We come from different counties so when we are in one country I use the name from which it originates making life easier
Plus it makes my dad happy that is name won't be dropped as he only has grand-daughters. I don't mind being called mrs X or Y or X-Y and I don't my DDs will either.

Squishabelle · 20/11/2009 14:55

Cyteen - the problem of four names isnt quite yet upon us so Kerala probably hasnt heard of anyone yet. This double-barrelling seems to be a relatively recent thing which has coincided with the declining popularity of marriage. The double barrellers probably arent yet of an age to have their own children.
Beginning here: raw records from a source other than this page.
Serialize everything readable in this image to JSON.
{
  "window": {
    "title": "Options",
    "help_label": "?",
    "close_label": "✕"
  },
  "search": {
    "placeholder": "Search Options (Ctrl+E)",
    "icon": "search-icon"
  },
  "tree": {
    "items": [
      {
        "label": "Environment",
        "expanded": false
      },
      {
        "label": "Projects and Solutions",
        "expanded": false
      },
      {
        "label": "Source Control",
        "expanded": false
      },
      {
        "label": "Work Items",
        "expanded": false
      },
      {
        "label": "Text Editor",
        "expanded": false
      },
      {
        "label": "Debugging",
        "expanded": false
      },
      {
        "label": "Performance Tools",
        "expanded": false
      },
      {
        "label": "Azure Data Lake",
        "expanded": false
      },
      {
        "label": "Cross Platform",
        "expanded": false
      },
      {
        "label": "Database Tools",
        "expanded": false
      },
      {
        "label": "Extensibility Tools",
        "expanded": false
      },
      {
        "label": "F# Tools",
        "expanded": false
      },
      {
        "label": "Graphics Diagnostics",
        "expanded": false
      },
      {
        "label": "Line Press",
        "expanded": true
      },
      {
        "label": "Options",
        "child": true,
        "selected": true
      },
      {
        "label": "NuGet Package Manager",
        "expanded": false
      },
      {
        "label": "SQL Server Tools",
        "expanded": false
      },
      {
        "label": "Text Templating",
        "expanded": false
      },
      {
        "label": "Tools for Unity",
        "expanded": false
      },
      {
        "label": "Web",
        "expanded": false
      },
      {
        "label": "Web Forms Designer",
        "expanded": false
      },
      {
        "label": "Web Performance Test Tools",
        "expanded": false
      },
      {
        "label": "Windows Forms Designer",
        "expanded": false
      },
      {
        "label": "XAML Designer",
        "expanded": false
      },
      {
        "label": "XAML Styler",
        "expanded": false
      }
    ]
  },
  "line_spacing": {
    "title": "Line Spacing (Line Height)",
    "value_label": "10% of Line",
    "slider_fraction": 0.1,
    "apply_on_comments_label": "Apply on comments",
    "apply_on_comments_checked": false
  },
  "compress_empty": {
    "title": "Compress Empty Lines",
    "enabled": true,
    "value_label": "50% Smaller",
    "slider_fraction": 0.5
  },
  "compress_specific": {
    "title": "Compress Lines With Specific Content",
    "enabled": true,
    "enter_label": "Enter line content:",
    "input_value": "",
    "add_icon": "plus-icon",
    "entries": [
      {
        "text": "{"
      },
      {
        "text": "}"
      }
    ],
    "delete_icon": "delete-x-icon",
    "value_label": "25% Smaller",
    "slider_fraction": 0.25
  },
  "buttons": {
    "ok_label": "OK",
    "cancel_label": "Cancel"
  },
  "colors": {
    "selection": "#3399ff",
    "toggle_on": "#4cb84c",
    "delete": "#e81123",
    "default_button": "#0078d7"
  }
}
What will they do when they are?

cyteen · 20/11/2009 17:25

As I said before, maybe we should ask the aristocracy who seem to have been double barrelling quite happily for years without things getting too out of hand.

AvengingGerbil · 20/11/2009 17:37

Cyteen, the aristos have certainly been multiple barrelling for centuries, but they do end up with ridiculous names - the first Duke of Buckingham and Chandos's family surname was Temple-Nugent-Brydges-Chandos-Grenville.

And don't get me started on the Tollemache-Tollemache family!

KERALA1 · 20/11/2009 18:15

Ahem actually I have. I know a family where dad was double barrelled so they added mums name on as well. So the children are triple barrelled.

Also the toffs are no advert for this. Annabella Gough-Calthorpe-Anstruther something or other in the copy of Hello I was reading in the hairdressers. Sorry but I think its all ridiculous. You did ask.

kawaiiko · 20/11/2009 18:27

Both my dh and I adopted double-barrelled name when we married. I liked my surname. I like my new surname even more - it gives us each a connection to the other's culture.

No one thinks it is pretentious as (to Brit ears) the first part sounds so outlandish that it can only be because my husband is from somewhere else.

It will give our (fingers crossed) future dcs a link to both cultures too. When they get married, well, they'll be adults and can do what they like. I'm not precious about it

Gracie123 · 24/11/2009 10:09

I guess if it's just two names it's fine. I always remember a girl who had been through parent divorce, then both parent remarriages and had ended up with four surnames (double barrelled at birth, mum insisted on new DH's name when she married him and Dad didn't think is was 'fair' on his new DP so she got lumped with all four). Her surname had nine syllables all included, and none of them were typical or common names.
Think carefully before you set a precedent!